21.04.2016 • News

Alliance Works on Low Cost Cure for Hepatitis C

Science Photo Library RF/Getty Images
Science Photo Library RF/Getty Images

Non-profit group the Drugs for Neglected Diseases initiative (DNDi) and Egyptian drug maker Pharco Pharmaceuticals have teamed up to launch a low-cost hepatitis C combination treatment. The proposed regimen, which combines drug candidate ravidasvir and the approved hepatitis C drug sofosbuvir, would be priced at just under $300 for a course of treatment. This is a fraction of the $80,000 plus charged by major drug makers.

Ravidasvir is an NS5A inhibitor, one of a new generation of direct-acting antivirals (DAAs) that are said to be revolutionizing the treatment of the liver disease. Hepatitis C is a blood-borne viral infection that affects up to 150 million people around the world, with approximately 75% living in middle-income countries.

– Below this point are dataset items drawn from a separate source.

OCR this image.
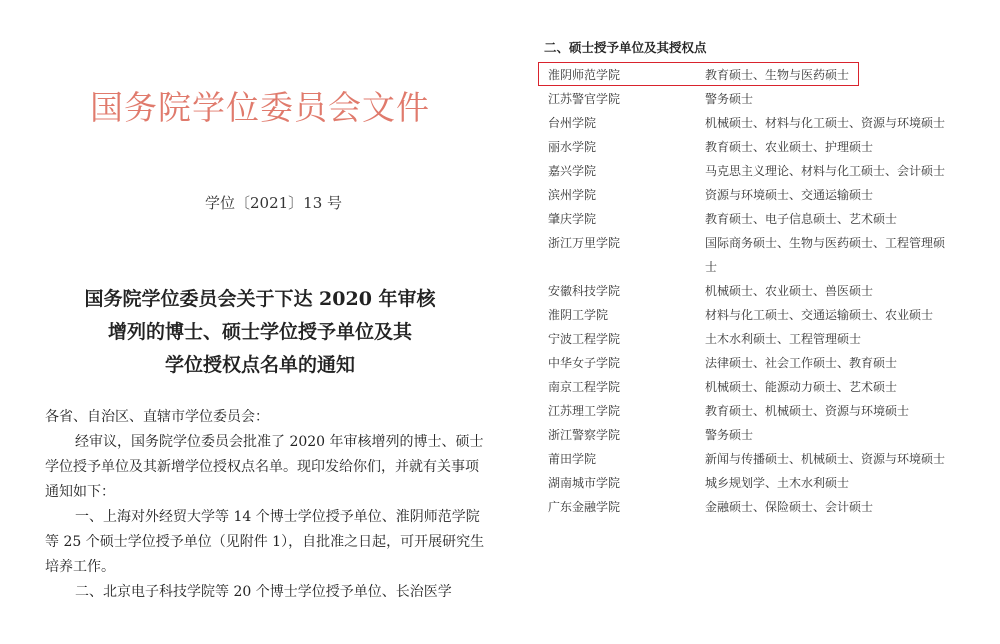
国务院学位委员会文件
学位〔2021〕13 号
国务院学位委员会关于下达 2020 年审核
增列的博士、硕士学位授予单位及其
学位授权点名单的通知

各省、自治区、直辖市学位委员会：

经审议，国务院学位委员会批准了 2020 年审核增列的博士、硕士学位授予单位及其新增学位授权点名单。现印发给你们，并就有关事项通知如下：

一、上海对外经贸大学等 14 个博士学位授予单位、淮阴师范学院等 25 个硕士学位授予单位（见附件 1），自批准之日起，可开展研究生培养工作。

二、北京电子科技学院等 20 个博士学位授予单位、长治医学

二、硕士授予单位及其授权点
淮阴师范学院	教育硕士、生物与医药硕士
江苏警官学院	警务硕士
台州学院	机械硕士、材料与化工硕士、资源与环境硕士
丽水学院	教育硕士、农业硕士、护理硕士
嘉兴学院	马克思主义理论、材料与化工硕士、会计硕士
滨州学院	资源与环境硕士、交通运输硕士
肇庆学院	教育硕士、电子信息硕士、艺术硕士
浙江万里学院	国际商务硕士、生物与医药硕士、工程管理硕士
安徽科技学院	机械硕士、农业硕士、兽医硕士
淮阴工学院	材料与化工硕士、交通运输硕士、农业硕士
宁波工程学院	土木水利硕士、工程管理硕士
中华女子学院	法律硕士、社会工作硕士、教育硕士
南京工程学院	机械硕士、能源动力硕士、艺术硕士
江苏理工学院	教育硕士、机械硕士、资源与环境硕士
浙江警察学院	警务硕士
莆田学院	新闻与传播硕士、机械硕士、资源与环境硕士
湖南城市学院	城乡规划学、土木水利硕士
广东金融学院	金融硕士、保险硕士、会计硕士
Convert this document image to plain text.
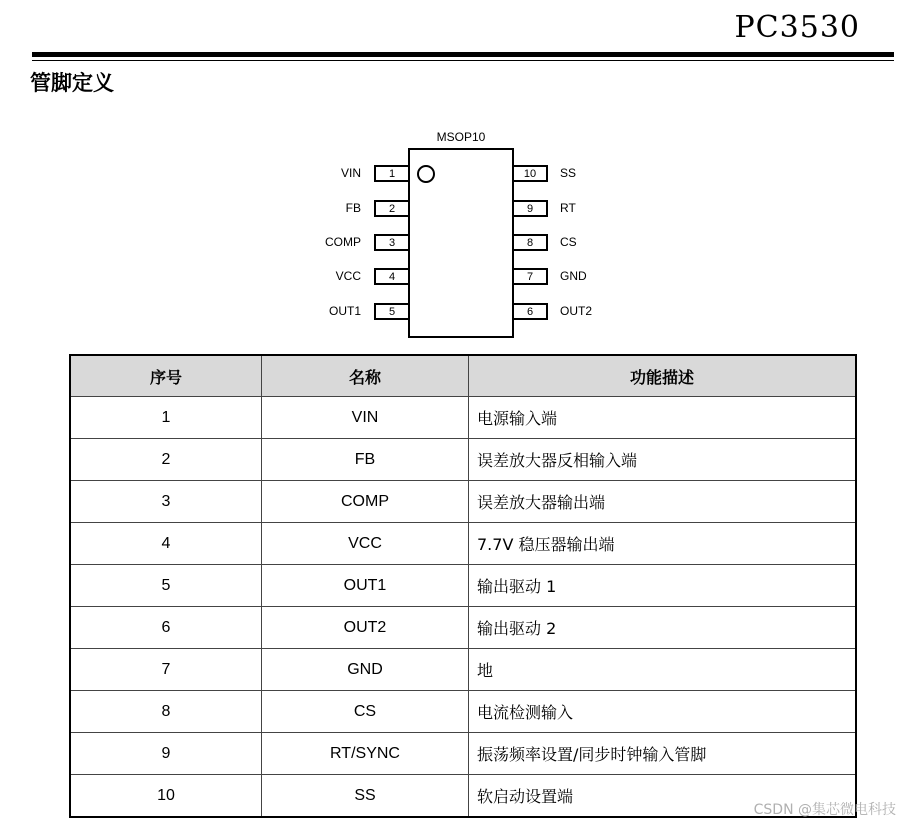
PC3530
管脚定义
MSOP10
1
VIN
2
FB
3
COMP
4
VCC
5
OUT1
10 SS
9 RT
8 CS
7 GND
6 OUT2
序号	名称	功能描述
1	VIN	电源输入端
2	FB	误差放大器反相输入端
3	COMP	误差放大器输出端
4	VCC	7.7V 稳压器输出端
5	OUT1	输出驱动 1
6	OUT2	输出驱动 2
7	GND	地
8	CS	电流检测输入
9	RT/SYNC	振荡频率设置/同步时钟输入管脚
10	SS	软启动设置端
CSDN @集芯微电科技
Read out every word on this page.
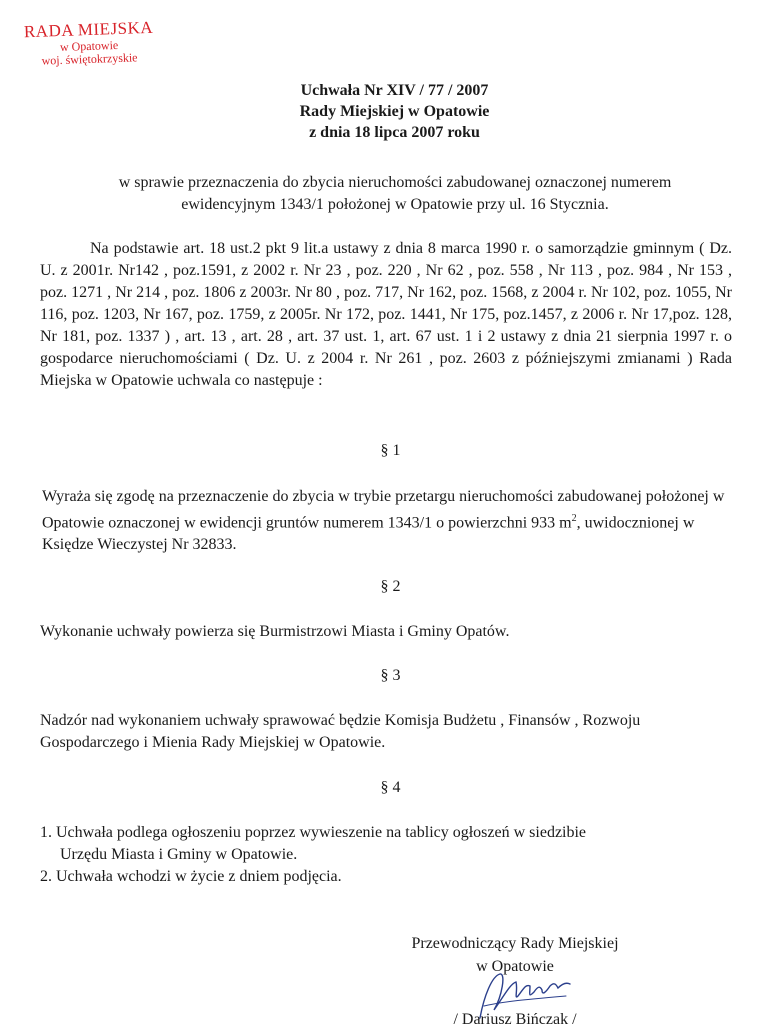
RADA MIEJSKA
w Opatowie
woj. świętokrzyskie
Uchwała Nr XIV / 77 / 2007
Rady Miejskiej w Opatowie
z dnia 18 lipca 2007 roku
w sprawie przeznaczenia do zbycia nieruchomości zabudowanej oznaczonej numerem
ewidencyjnym 1343/1 położonej w Opatowie przy ul. 16 Stycznia.
Na podstawie art. 18 ust.2 pkt 9 lit.a ustawy z dnia 8 marca 1990 r. o samorządzie gminnym ( Dz. U. z 2001r. Nr142 , poz.1591, z 2002 r. Nr 23 , poz. 220 , Nr 62 , poz. 558 , Nr 113 , poz. 984 , Nr 153 , poz. 1271 , Nr 214 , poz. 1806 z 2003r. Nr 80 , poz. 717, Nr 162, poz. 1568, z 2004 r. Nr 102, poz. 1055, Nr 116, poz. 1203, Nr 167, poz. 1759, z 2005r. Nr 172, poz. 1441, Nr 175, poz.1457, z 2006 r. Nr 17,poz. 128, Nr 181, poz. 1337 ) , art. 13 , art. 28 , art. 37 ust. 1, art. 67 ust. 1 i 2 ustawy z dnia 21 sierpnia 1997 r. o gospodarce nieruchomościami ( Dz. U. z 2004 r. Nr 261 , poz. 2603 z późniejszymi zmianami ) Rada Miejska w Opatowie uchwala co następuje :
§ 1
Wyraża się zgodę na przeznaczenie do zbycia w trybie przetargu nieruchomości zabudowanej położonej w Opatowie oznaczonej w ewidencji gruntów numerem 1343/1 o powierzchni 933 $m^2$, uwidocznionej w Księdze Wieczystej Nr 32833.
§ 2
Wykonanie uchwały powierza się Burmistrzowi Miasta i Gminy Opatów.
§ 3
Nadzór nad wykonaniem uchwały sprawować będzie Komisja Budżetu , Finansów , Rozwoju Gospodarczego i Mienia Rady Miejskiej w Opatowie.
§ 4
1. Uchwała podlega ogłoszeniu poprzez wywieszenie na tablicy ogłoszeń w siedzibie
Urzędu Miasta i Gminy w Opatowie.
2. Uchwała wchodzi w życie z dniem podjęcia.
Przewodniczący Rady Miejskiej
w Opatowie
/ Dariusz Bińczak /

DNDi has licensed rights to ravidasvir in low- and middle-income countries from Presidio Pharmaceuticals, the California, US-based firm that developed the drug.

The group will be launching clinical trials to test the combination treatment in Malaysia and Thailand once necessary approvals are received. Bernard Pecoul, executive director of DNDi, said if the trials are successful the regimen could become an affordable alternative to today’s high drug prices and treatment rationing.

Malaysia and Thailand are among the many middle-income countries excluded from the voluntary licensing agreements that Gilead and Bristol-Myers Squibb have made with generic companies, for example in India, to lower the cost of their treatments.

In a phase III clinical trial conducted by Pharco in Egypt, ravidasvir showed cure rates of up to 100% in patients with genotype 4, the most common variant of the disease in the Middle East and Africa, when used with sofosbuvir.